File photograph of mangrove forests in Pichavaram used for representational purposes only
Credit: DH Photo
The Supreme Court passed two consecutive orders, on February 3 and March 4, in response to a petition filed by retired Indian Forest Service (IFS) officers challenging the validity of the Forest (Conservation) Amendment Act, 2023.
The first order prohibits the diversion of forest lands without providing for compensatory afforestation, while the second directs defaulting states and Union Territory (UT) administrations to constitute an expert committee within a month to identify deemed forests and prepare a GIS-based decision-support database as required under Rule 16(1) of the amendment rules.
The court further mandated that these expert committees submit their reports within six months, holding chief secretaries and UT administrators personally responsible for any failure to comply.
Earlier, in December 1996, the SC in the T N Godavarman had already directed states and UTs to constitute expert committees to identify and protect all wooded areas that are non-notified forests under the Forest (Conservation) Act, 1980. However, in its latest affidavit filed in the Supreme Court on February 28, the Ministry of Environment revealed that some states have still not complied, despite the passage of nearly three decades.
Even after the Van (Sanrakshan evam Samvardhan) Rules, 2023 , made this identification mandatory, several states and UTs have continued to evade compliance.
Post-1996 orders, many states identified their deemed forests in the early 2000s.

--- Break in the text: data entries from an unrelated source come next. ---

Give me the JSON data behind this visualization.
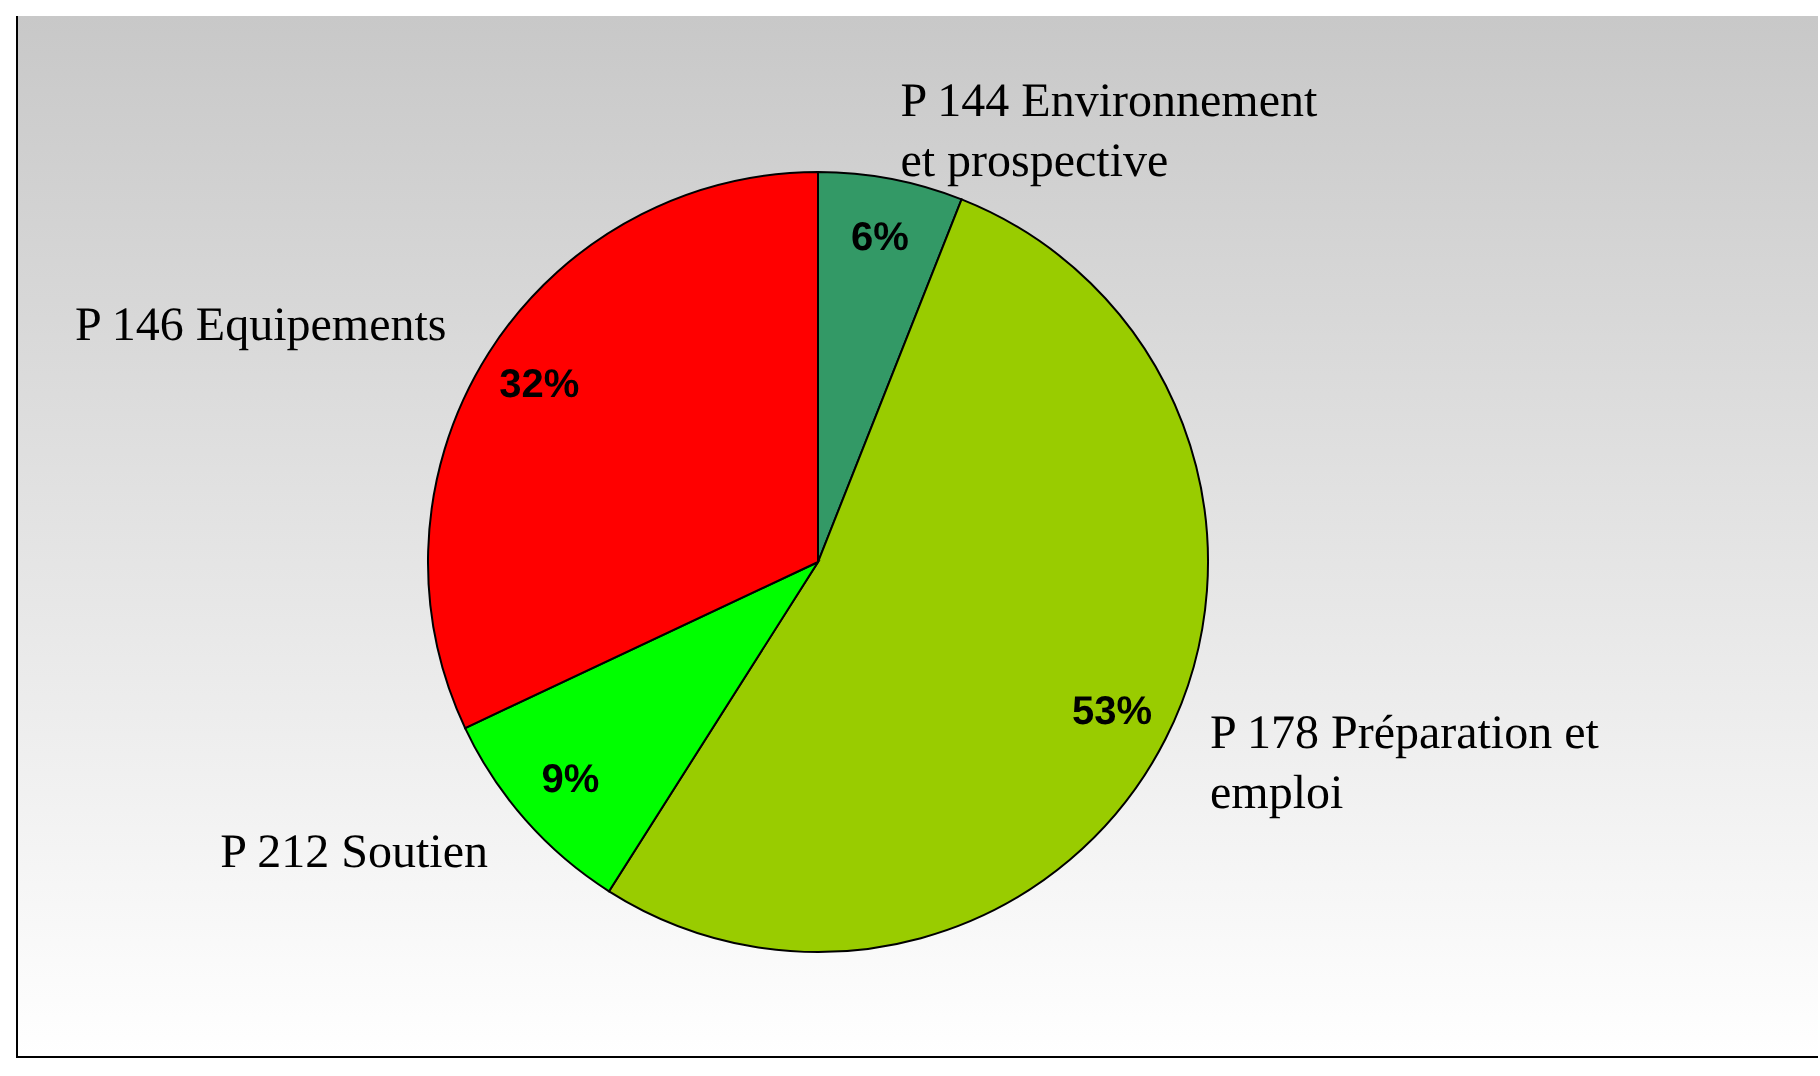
{
  "chart_data": {
    "type": "pie",
    "categories": [
      "P 144 Environnement et prospective",
      "P 178 Préparation et emploi",
      "P 212 Soutien",
      "P 146 Equipements"
    ],
    "values": [
      6,
      53,
      9,
      32
    ],
    "value_labels": [
      "6%",
      "53%",
      "9%",
      "32%"
    ],
    "colors": [
      "#339966",
      "#99cc00",
      "#00ff00",
      "#ff0000"
    ],
    "legend": false
  }
}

However, some later sought to de-notify these areas to facilitate development projects. In 2014, Karnataka moved to de-notify a bulk of its 10 lakh hectares of deemed forests that had been notified and shared with the Supreme Court. The state conducted a physical verification and claimed that the tree density had declined in many areas, leading to land degradation. By 2020, Karnataka cited this degradation as justification to reduce its deemed forest area to just three lakh hectares.
The ministry’s website reveals that seven states/UTs—Goa, Haryana, Jammu & Kashmir, Ladakh, Lakshadweep, Tamil Nadu, and West Bengal— have not yet constituted an expert committee. Among the remaining 23 states, only 18 have followed the SC’s directives, and none have provided verifiable data on the identification, status, or location of unclassed forests in their jurisdiction. The discrepancies are stark:
Gujarat reported 192 sq km of unclassed forests, while the Forest Survey of India (FSI) identified 4577 sq km.
Assam reported 5,894 square km of unclassed forests, while the FSI’s figure is 8,532 sq km.
In Kerala, the ecologically sensitive Pallivasal and Chinnakanal un-reserves were excluded from the state’s report, leaving them unprotected under the Forest (Conservation) Act for nearly three decades. These areas have since been heavily plundered for tourism infrastructure. Further, Chinnakanal, an important elephant corridor, has seen rising human-elephant conflicts due to lack of legal protection.
The failure to implement the Godavarman judgement and properly consolidate forest lands across states has been a missed opportunity to achieve the National Forest Policy goal of 33% forest cover in plains and 66% in hilly regions.
The CAG’s 2020-2021 report on public fund utilisation in Uttarakhand has also drawn observations from the Supreme Court. The report revealed that the Compensatory Afforestation Fund Management and Planning Authority (CAMPA) funds, which are meant for forest conservation and to mitigate the impact of forest land diversion were misused. Between 2017 and 2021, these funds were found diverted to buy mobile phones, computers, office decor, building renovations and even legal expenses. Moreover, compensatory afforestation, which should be completed within one or two years of receiving funds, was delayed by eight years. The report further flagged the low survival rate of plantations, which was only 33% as against the Forest Research Institute’s mandate of
at least 60-65%.
The misuse of CAMPA funds is not limited to Uttarakhand—several states have spent these funds on non-essential infrastructure, failing to mitigate the impact of forest diversion.
Though forest departments were revenue-yielding until the 1980s, investments in their infrastructure remained low. Until then, most forest divisions had only two left-hand-drive jeeps for mobility. It was only after divisional forest officers were empowered to conduct quasi-judicial proceedings and confiscate vehicles used in the illegal timber trade that the department acquired vehicles for enforcement.
From 2002 onwards, the net present value (NPV) of diverted forests was also collected from user agencies. By March 2024, the total CAMPA fund collected by the ministry was Rs 18,061.60 crore. However, states receive only a fraction of the interest accrued, while chief secretaries, who head CAMPA in each state, approve expenditure, including luxury purchases like iPhones and office renovations.
Studies have repeatedly shown
that compensatory afforestation is largely unsuccessful and that forest diversion leads to permanent losses in biodiversity, wilderness, and carbon sequestration potential.
We must stop plundering natural forests.
(The writer is a retired Principal Chief Conservator of Forests (Head of Forest Force), Karnataka.)